Since all immediate mode functions and client side vertex arrays are deprecated, I wonder what is the best way to render a screen-space quad (when there could be hundreds used for font rendering).

Basically I see two ways:

  • Having a VBO with 4 vertices where the vertex data (position, texcoords) is updated dynamically using glBufferData
  • A single VBO with 4 vertices but the vertex data (x,y,u,v) is given to the shader as a small array of uniforms and the shader resizes the quad based on the uniform data

The first way is certainly less complex (although 2 is also easy but needs a more specialized shader) but I wonder how much GPU synchronization will be of a performance issue. The same vertex array is possibly reused a hundred times so the driver always needs to wait until the VBO is no more in use by the GPU.
There is an NVidia presentation which says that internally the driver can create a new VBO when glBufferData is used but I don’t know if this optimization is done by all vendors.

If you need a quick way to render small amounts of geometry, you can try out my immediate mode emulation: GLIM

Full source is provided, so you can check out, how i do it, the VBO part is pretty straight forward.

What i actually do is cache all incoming geometry in a client-side array and when a batch is ready, i create a VBO using the STREAM_DRAW hint. I then immediately call DrawElements and delete the VBO right away.

I’d say you can’t make that much more efficient, as long as one does not render the same data several times, which would mean you needed to know, whether you have rendered something before (last frame) and can reuse it.

About your ideas:

  1. is overkill, specifying data via uniforms should be done very very rarely. Definitely not an a per-quad basis.

  2. this would still mean you needed to do a drawcall for each quad. Better than 2), IMO, but still not really good.

Jan.

Specifying data via uniforms is not a bad idea if you think about it a little bit…

Let’s say we have a vertex buffer which contains something like {(0,0), (0,1), (1,1), (1,0)}. It is bound all the time (no binding overhead, no geometry-store overhead in device memory).

Coordinates of a quad can be stored in one vec4 (left, top, right, bottom) and an array of quads can be uploaded as uniforms and rendered with use of instancing (ARB_draw_instanced). This gives us about 4096 rendered quads per draw call (size of G80’s constant memory). You can reconstruct the position and texture coordinates of each quad in a vertex shader.

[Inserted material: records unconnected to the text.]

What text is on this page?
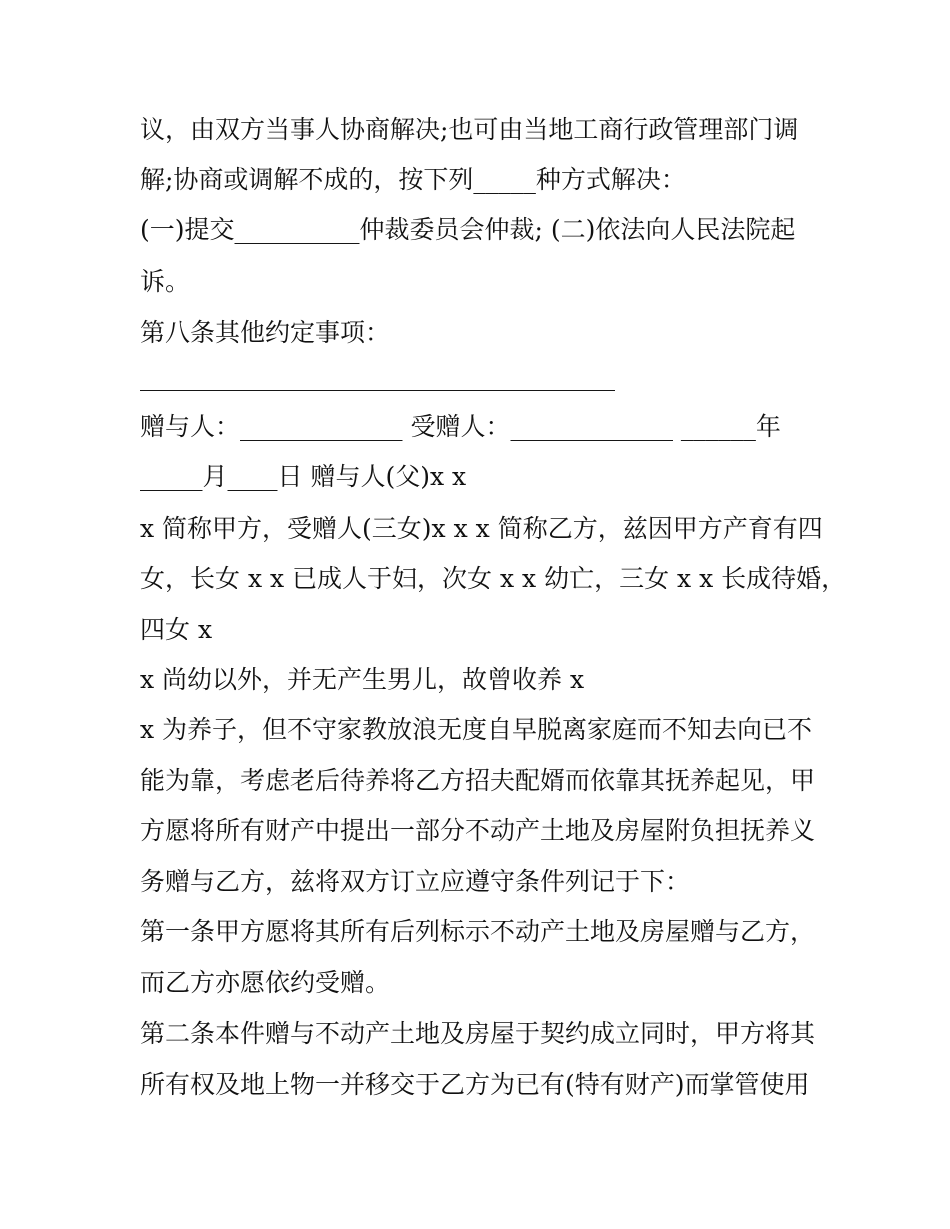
议，由双方当事人协商解决;也可由当地工商行政管理部门调
解;协商或调解不成的，按下列_____种方式解决：
(一)提交__________仲裁委员会仲裁; (二)依法向人民法院起
诉。
第八条其他约定事项：
______________________________________
赠与人：_____________ 受赠人：_____________ ______年
_____月____日 赠与人(父)x x
x 简称甲方，受赠人(三女)x x x 简称乙方，兹因甲方产育有四
女，长女 x x 已成人于妇，次女 x x 幼亡，三女 x x 长成待婚，
四女 x
x 尚幼以外，并无产生男儿，故曾收养 x
x 为养子，但不守家教放浪无度自早脱离家庭而不知去向已不
能为靠，考虑老后待养将乙方招夫配婿而依靠其抚养起见，甲
方愿将所有财产中提出一部分不动产土地及房屋附负担抚养义
务赠与乙方，兹将双方订立应遵守条件列记于下：
第一条甲方愿将其所有后列标示不动产土地及房屋赠与乙方，
而乙方亦愿依约受赠。
第二条本件赠与不动产土地及房屋于契约成立同时，甲方将其
所有权及地上物一并移交于乙方为已有(特有财产)而掌管使用
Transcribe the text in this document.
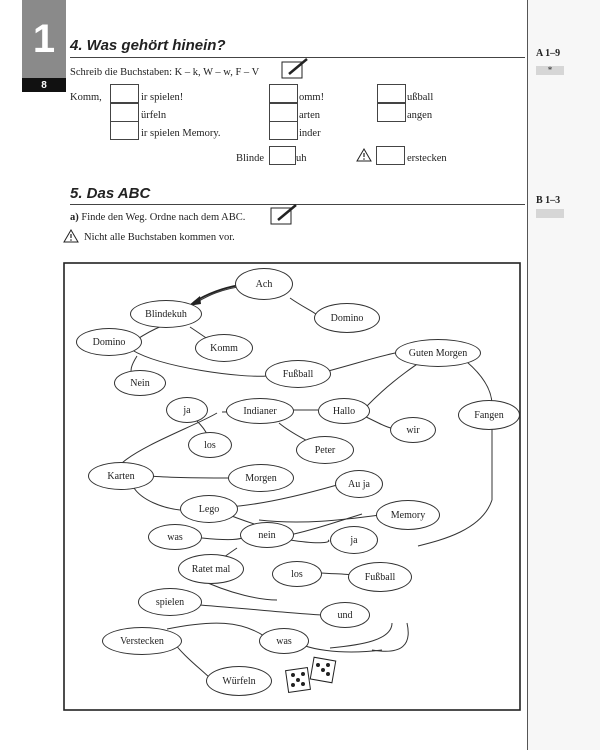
1
8
4. Was gehört hinein?	A 1–9
*
Schreib die Buchstaben: K – k, W – w, F – V
Komm,	ir spielen!	omm!	ußball
ürfeln	arten	angen
ir spielen Memory.	inder
Blinde	uh	erstecken
5. Das ABC	B 1–3
a) Finde den Weg. Ordne nach dem ABC.
Nicht alle Buchstaben kommen vor.
Ach
Blindekuh	Domino
Domino
Komm
Nein
Fußball
Guten Morgen
ja	Indianer	Hallo	Fangen
los
wir
Peter
Karten	Morgen
Au ja
Lego
Memory
was	nein	ja
Ratet mal	los	Fußball
spielen
und
Verstecken	was
Würfeln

Seeing that the constant memory is fast as hell and CPU overhead is minimal (alternating glUniforms4fv and glDrawArraysInstancedARB), it seems to be a pretty fast method…

This is similar to a method I have been using for a while for Quads and billboards / “point sprites of infinite size”.

I actually store some of the vertex data in shaders, or in VBOs, but the Uniform method works too. As would attributes, or logic in a Geometry Shader.

Of course not all of us have working implementations of ARB_draw_instanced and have to find other ways around that, but don’t get me started on that! :wink:

Thanks for your answers!

Probably I will reorder my rendering pipeline to make it easier to batch together more elements. That way I can reduce the number of glBufferData calls.